That’s one hundred-millionth. Or 1/100,000,000. Or 1 E −8 (one times ten to the negative eight power). I’m thinking about this little tiny bit—a millionth percent—because of the stock market. I own some stocks and it’s a different kind of thing than owning a car or a house. I have twenty shares of Chevron Corporation, for example. Well, it’s a little more than that because I have a DRIP (dividend reinvestment plan) and the money I make goes back into buying shares. I have acquired 1.867 new shares since the first twenty. I guess that means I buy them in lots of 0.001 share or something, I don’t know! Anyway, I was curious: how many shares of Chevron are there in the world?
According to this NASDAQ site there are 1,910,520,000 outstanding shares of common stock. That’s a messy number and I’m rounding it off to two billion. I don’t know if Chevron has preferred stocks or not, and I assume they have bondholders who must “own” a part of the corporation, so rounding up seems reasonable. I don’t know a thing about corporate finance but I’m guessing there’s more to wealth than just the shares of common stock. But I digress. I wanted to know how much of the Chevron Corporation I “owned” with my 21.867 shares. If I make that 20 the calculation is easy. Twenty divided by two billion is 0.00000001 (0.000001%), or one hundred-millionth part (one-millionth percent).
That’s a pretty small piece of a rather big pie. The company lists $250 billion in assets. That sits in between the GDPs of Ireland ($300B) and New Zealand ($185B). A new aircraft carrier costs $13B or so, so $250B could get you about twenty of them! But I’m not here to pick on Chevron, just trying to get a handle on these numbers. After all, I’m a hundred-millionth part of them so I should have my say on things. And I suppose I do via proxies, but it’s rather remote. And I imagine those folks with much bigger pieces of the pie are perhaps more able to influence the company.
My vanishingly small fraction won’t make me rich. It’s so small of a piece that it matters not who actually owns it. Some day I’ll sell the shares (at a profit, I hope) and someone else can own them. Chevron will go on without me. My vanishingly small fraction protects me from the company as well. If they get sued for being assholes somewhere it won’t touch me. The stocks might go down in value but I’ll be insulated from any consequences because I’m just a hair on a gnat on the back of a huge beast. This, I suppose, is how it is supposed to work. By spreading out the ownership you spread out the liability, and thus the company can take risks in their quest to make money.

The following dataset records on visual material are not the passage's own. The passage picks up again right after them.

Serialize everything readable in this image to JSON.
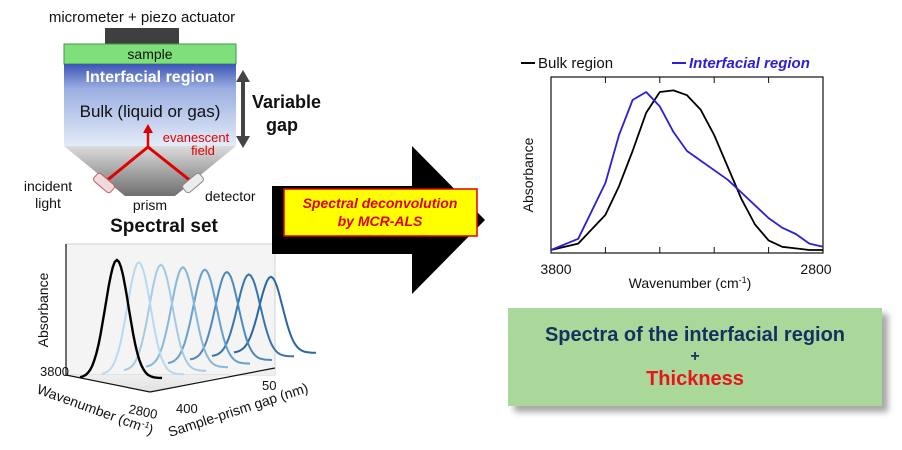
{
  "setup": {
    "actuator_label": "micrometer + piezo actuator",
    "sample_label": "sample",
    "interfacial_label": "Interfacial region",
    "bulk_label": "Bulk (liquid or gas)",
    "gap_label_line1": "Variable",
    "gap_label_line2": "gap",
    "evanescent_line1": "evanescent",
    "evanescent_line2": "field",
    "incident_line1": "incident",
    "incident_line2": "light",
    "prism_label": "prism",
    "detector_label": "detector"
  },
  "spectral_set": {
    "title": "Spectral set",
    "y_label": "Absorbance",
    "x_label": "Wavenumber (cm",
    "x_label_sup": "-1",
    "x_label_end": ")",
    "x_ticks": [
      "3800",
      "2800"
    ],
    "z_label": "Sample-prism gap (nm)",
    "z_ticks": [
      "400",
      "50"
    ],
    "colors": [
      "#000000",
      "#b9d9ee",
      "#a3cbe6",
      "#86b7dc",
      "#679fcd",
      "#4d89bd",
      "#3775ad",
      "#2a669f"
    ]
  },
  "arrow": {
    "line1": "Spectral deconvolution",
    "line2": "by MCR-ALS"
  },
  "result_chart": {
    "legend_bulk": "Bulk region",
    "legend_interfacial": "Interfacial region",
    "y_label": "Absorbance",
    "x_label": "Wavenumber (cm",
    "x_label_sup": "-1",
    "x_label_end": ")",
    "x_ticks": [
      "3800",
      "2800"
    ],
    "bulk_color": "#000000",
    "interfacial_color": "#2b1fd6"
  },
  "chart_data": {
    "type": "line",
    "xlim": [
      3800,
      2800
    ],
    "x": [
      3800,
      3700,
      3600,
      3550,
      3500,
      3450,
      3400,
      3350,
      3300,
      3250,
      3200,
      3150,
      3100,
      3050,
      3000,
      2950,
      2900,
      2850,
      2800
    ],
    "series": [
      {
        "name": "Bulk region",
        "values": [
          0.0,
          0.04,
          0.22,
          0.4,
          0.62,
          0.86,
          0.99,
          1.0,
          0.97,
          0.88,
          0.72,
          0.52,
          0.32,
          0.16,
          0.06,
          0.02,
          0.01,
          0.0,
          0.0
        ]
      },
      {
        "name": "Interfacial region",
        "values": [
          0.0,
          0.07,
          0.42,
          0.72,
          0.94,
          0.99,
          0.9,
          0.74,
          0.62,
          0.56,
          0.5,
          0.44,
          0.36,
          0.28,
          0.2,
          0.14,
          0.1,
          0.04,
          0.02
        ]
      }
    ]
  },
  "result": {
    "line1": "Spectra of the interfacial region",
    "line2": "+",
    "line3": "Thickness"
  }
}
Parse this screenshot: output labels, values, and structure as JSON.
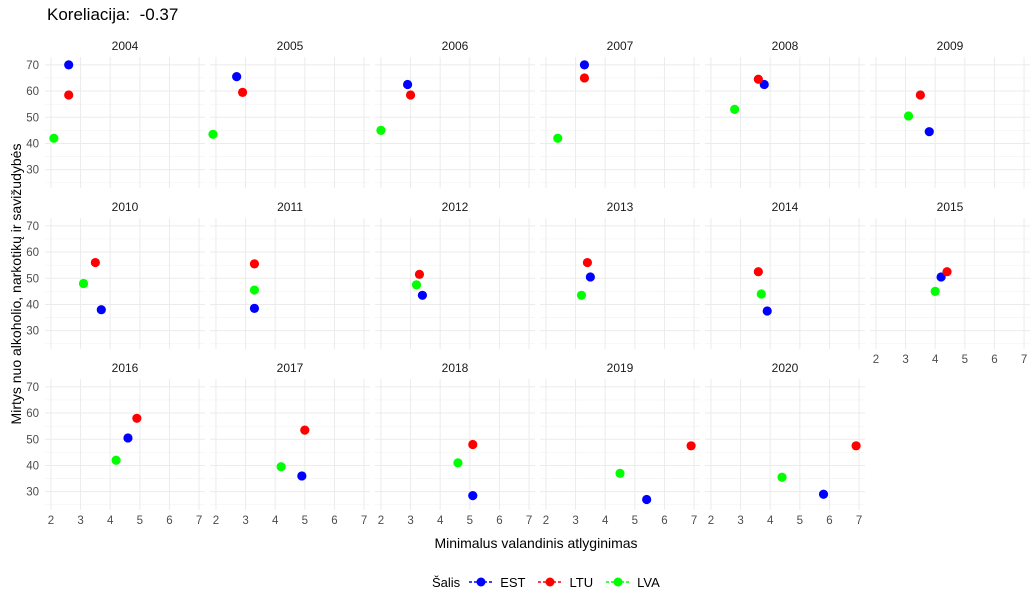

I suppose if Chevron is fouling the Amazon or the Ecuadorian rain forest or something I’m only 1/100,000,000th responsible so you can’t blame me. I just tagged along for the ride, it’s not my fault. They promised me some money on this deal, man. I mean, I’m lucky if I hit 75 kilos dripping wet. One hundred-millionth of me is a snowflake. A few grains of sand. If you want your pound of flesh from me come and get it, I won’t notice.
I started out trying to think about owning something. Owning part of Chevron is not like owning a bicycle. Chevron is kind of like a bicycle, though. A bicycle needs to be rolling to stay upright, it will fall over if it isn’t moving at a sufficient speed. The rider needs to keep the energy stream flowing. Chevron has debtors and shareholders to pay and they have to have sufficient revenue to do that. They have to keep the income stream flowing or the whole thing falls apart. They certainly don’t want that to happen. So they keep drilling for oil and refining it and selling gasoline (which I buy) and whatever else they do. Because they, in essence, have promised their “owners” that they would.
The modest few shekels I’ve invested in Chevron won’t bankrupt me if I lose them. But I’d prefer to see them grow. If I prosper then I can spend money and other people can prosper, too. I won’t be entirely responsible for their prosperity of course, just a vanishingly small fraction of it. And it’s not entirely true that what’s good for Chevron is good for me. In fact, they often are at cross-purposes to what is good for me (and potentially many others). It seems to me it would be good business for Chevron to invest in cleaner technologies and other energy sources besides oil. It seems like it would be good business to extract resources and manufacture products safely and sustainably.
And it is. Over the long term. In the short term it’s often easier just to make a profit and worry about pollution, for example, down the road. With seven billion of us now I think we are already down that road a long way. Our corporations have inordinate political power and they can set the agenda to suit a narrow, entirely economic outlook. Nothing like high quarterly earnings to make people happy. I want our energy and transportation infrastructure to thrive and evolve. I want to see innovation and increased efficiency. I want to see new solutions developed and dispersed. That takes capital and expertise, two things outfits like Chevron have a lot of. We need our corporations to widen their outlooks to include things like quality of life and the conservation and wise use of resources. Money is good, but it is not everything. Note the root eco- in both “economy” and “ecology.” It’s Greek for “house” (oikos), and we are always being told to get our houses in order, am I right?
So, I’m casting my millionth-percent ballot for a more ecologically-minded future from our corporate overlords.
I’ll just have to write really small.